Ich brauchte Aufmerksamkeit. Ich wollte auch verwöhnt werden. Das konnte man mir nicht einfach so wegnehmen. Ich bin so aufgewachsen mit dem ganzen Getue von allen um mich herum. Doch jetzt war alles anders, und ich war nichts mehr wert. Alle Privilegien, die ich hatte, genoss jetzt die Kleine. Ich hasste und liebte meine Schwester zugleich. Sie bestand zwar aus demselben Blut wie ich, aber sie hatte mir meinen Platz weggenommen, meine Welt. Ich fühlte mich gefangen wie in einem Kerker. Meine Prinzessinnenwelt war endgültig zerstört worden von meiner kleinen Schwester, die eigentlich gar nichts dafür konnte. Sie brauchte diese ganze Aufmerksamkeit um sich herum, sie war klein und zerbrechlich. Darum war sie auch auf die Hilfe von Erwachsenen, also diejenige meiner Eltern angewiesen. Weder trinken noch essen konnte sie selber oder sich selbst versorgen.
Ich wusste, dass jedes Neugeborene zu Beginn vollkommen umsorgt werden muss, sonst könnte es gar nicht überleben.
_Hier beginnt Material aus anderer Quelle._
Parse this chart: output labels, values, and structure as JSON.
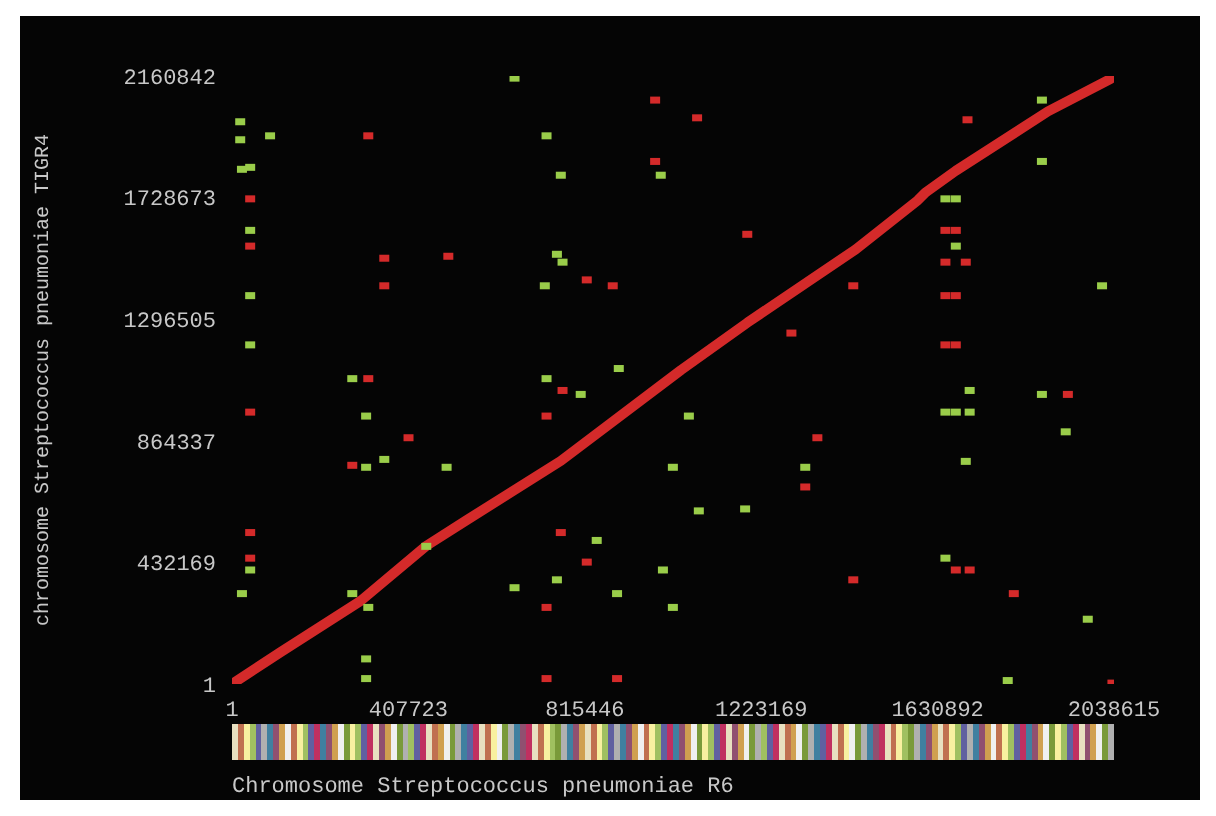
{
  "chart_data": {
    "type": "scatter",
    "xlabel": "Chromosome Streptococcus pneumoniae R6",
    "ylabel": "chromosome Streptococcus pneumoniae TIGR4",
    "xlim": [
      1,
      2038615
    ],
    "ylim": [
      1,
      2160842
    ],
    "xticks": [
      1,
      407723,
      815446,
      1223169,
      1630892,
      2038615
    ],
    "yticks": [
      1,
      432169,
      864337,
      1296505,
      1728673,
      2160842
    ],
    "grid": false,
    "marker": "square",
    "series": [
      {
        "type": "line",
        "marker": "none",
        "color": "#d42a2a",
        "x": [
          1,
          111000,
          297000,
          449000,
          542000,
          760000,
          1038000,
          1191000,
          1441000,
          1585000,
          1603000,
          1673000,
          1886000,
          2030000
        ],
        "values": [
          1,
          112000,
          295000,
          491000,
          582000,
          793000,
          1116000,
          1284000,
          1544000,
          1719000,
          1747000,
          1824000,
          2035000,
          2150000
        ]
      },
      {
        "color": "#d42a2a",
        "x": [
          978000,
          315000,
          978000,
          42000,
          42000,
          352000,
          500000,
          352000,
          820000,
          880000,
          1075000,
          1700000,
          1191000,
          1649000,
          1673000,
          1649000,
          1696000,
          1436000,
          1649000,
          1673000,
          1293000,
          1649000,
          1673000,
          315000,
          42000,
          408000,
          278000,
          727000,
          764000,
          42000,
          42000,
          760000,
          820000,
          727000,
          727000,
          890000,
          1932000,
          1353000,
          1325000,
          1436000,
          1673000,
          1705000,
          1807000,
          2035000
        ],
        "values": [
          2077000,
          1950000,
          1859000,
          1726000,
          1558000,
          1515000,
          1522000,
          1417000,
          1438000,
          1417000,
          2014000,
          2007000,
          1600000,
          1614000,
          1614000,
          1501000,
          1501000,
          1417000,
          1382000,
          1382000,
          1249000,
          1207000,
          1207000,
          1087000,
          968000,
          877000,
          779000,
          954000,
          1045000,
          540000,
          449000,
          540000,
          435000,
          274000,
          21000,
          21000,
          1031000,
          877000,
          702000,
          372000,
          407000,
          407000,
          323000,
          5000
        ]
      },
      {
        "color": "#9acd4a",
        "x": [
          653000,
          19000,
          19000,
          88000,
          23000,
          42000,
          727000,
          760000,
          991000,
          42000,
          751000,
          764000,
          723000,
          42000,
          42000,
          1872000,
          1872000,
          1649000,
          1673000,
          1673000,
          2011000,
          278000,
          310000,
          310000,
          352000,
          496000,
          727000,
          806000,
          894000,
          1019000,
          42000,
          23000,
          278000,
          315000,
          310000,
          310000,
          449000,
          653000,
          751000,
          843000,
          890000,
          996000,
          1019000,
          1056000,
          1325000,
          1079000,
          1186000,
          1705000,
          1649000,
          1673000,
          1705000,
          1872000,
          1927000,
          1696000,
          1649000,
          1978000,
          1793000
        ],
        "values": [
          2155000,
          2000000,
          1936000,
          1950000,
          1831000,
          1838000,
          1950000,
          1810000,
          1810000,
          1614000,
          1529000,
          1501000,
          1417000,
          1382000,
          1207000,
          2077000,
          1859000,
          1726000,
          1726000,
          1558000,
          1417000,
          1087000,
          954000,
          772000,
          800000,
          772000,
          1087000,
          1031000,
          1123000,
          772000,
          407000,
          323000,
          323000,
          274000,
          91000,
          21000,
          491000,
          344000,
          372000,
          512000,
          323000,
          407000,
          274000,
          954000,
          772000,
          617000,
          624000,
          1045000,
          968000,
          968000,
          968000,
          1031000,
          898000,
          793000,
          449000,
          232000,
          14000
        ]
      }
    ]
  }
}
Am Anfang verstand ich es noch einigermassen, dass ich nicht mehr so viel Beachtung erhielt wie früher. Ich glaubte wirklich, dass dieses Theater um meine Schwester wieder aufhören würde, sobald sie grösser wäre. Mit dieser Einstellung lag ich vollkommen falsch. Die Zuwendung und das Verhätscheln von meinen Eltern bekam ich endgültig nicht mehr. Sie halfen mir nicht einmal bei meinen Hausaufgaben. Das grösste Problem war für mich jedoch, dass ich älter und reifer werden sollte, obwohl ich das eigentlich gar nicht wollte. Ich lehnte mich dagegen auf. Lieber wollte ich wieder klein sein, von Aufmerksamkeit und Zuneigung umgeben. Doch in meiner Prinzessinnenwelt war jetzt meine Schwester, die von allen umsorgt und natürlich auch verwöhnt wurde. Sie stahl mir meinen Platz, den ich immer so liebte, und so veränderte sich mein ganzes Dasein.
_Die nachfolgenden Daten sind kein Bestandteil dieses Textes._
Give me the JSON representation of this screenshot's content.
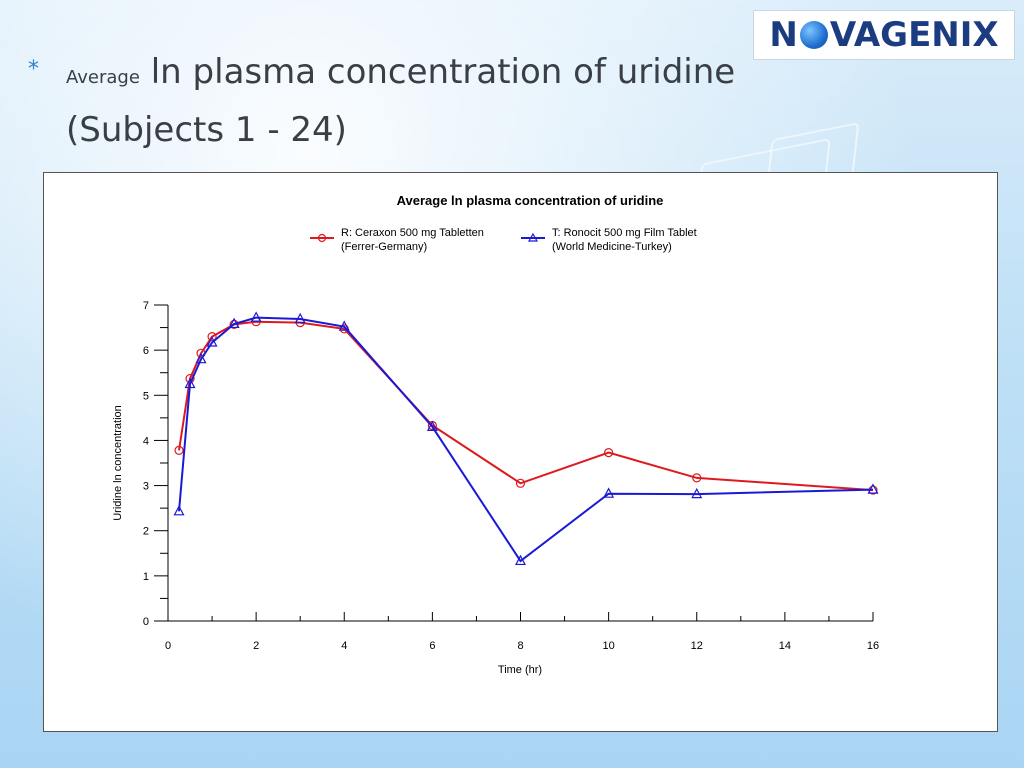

Was sollte ich dagegen tun? Ich bekam zwar immer noch alle Dinge, die man kaufen konnte. Aber die nötige Aufmerksamkeit, die ich gebraucht hätte, war nicht mehr da. Niemand kümmerte sich mehr um mich. Nun konnte ich zwar tun und lassen, was ich wollte. Ich feierte auf jeglichen unseriösen Festen bis zum Umfallen, kam manchmal tagelang nicht nach Hause, schwänzte die Schule und bekam dadurch auch immer schlechtere Noten. Ich rauchte und kiffte und tat alles was, man eigentlich nicht tun sollte. Es schien mir die einzige Möglichkeit, von meinen Eltern wahrgenommen und beachtet zu werden. Aber es war nicht die Aufmerksamkeit, die ich mir zurück wünschte. Bei all diesem Selbstmitleid um meine verlorene Prinzessinnenwelt kamen langsam die Drogen ins Spiel. Ich konsumierte sie nun täglich. Das Geld, um sie zu bezahlen hatte ich ja. Doch anstatt zu helfen oder mir Grenzen zu setzen, schickten mich meine Eltern weg. Einfach weg. Sie wollten mich so nicht mehr als Tochter haben. Sie wollten mich nicht mehr. Niemand wollte mich mehr.
Nun stand sie alleine und verlassen am Abgrund und starrte in die Tiefe. Dachte nur daran: Fliegen möchte sie und sich frei fühlen, so frei wie ein Vogel. Springen möchte sie, sich weit in die Tiefe hinunterstürzen, sich den Wind ein letztes Mal durch die Haare wehen lassen und beim Aufprallen einfach sterben. Doch während sie fällt, möchte sie frei sein, frei wie ein Vogel.
Doch plötzlich kehrte sie dem Abgrund den Rücken zu und schritt davon.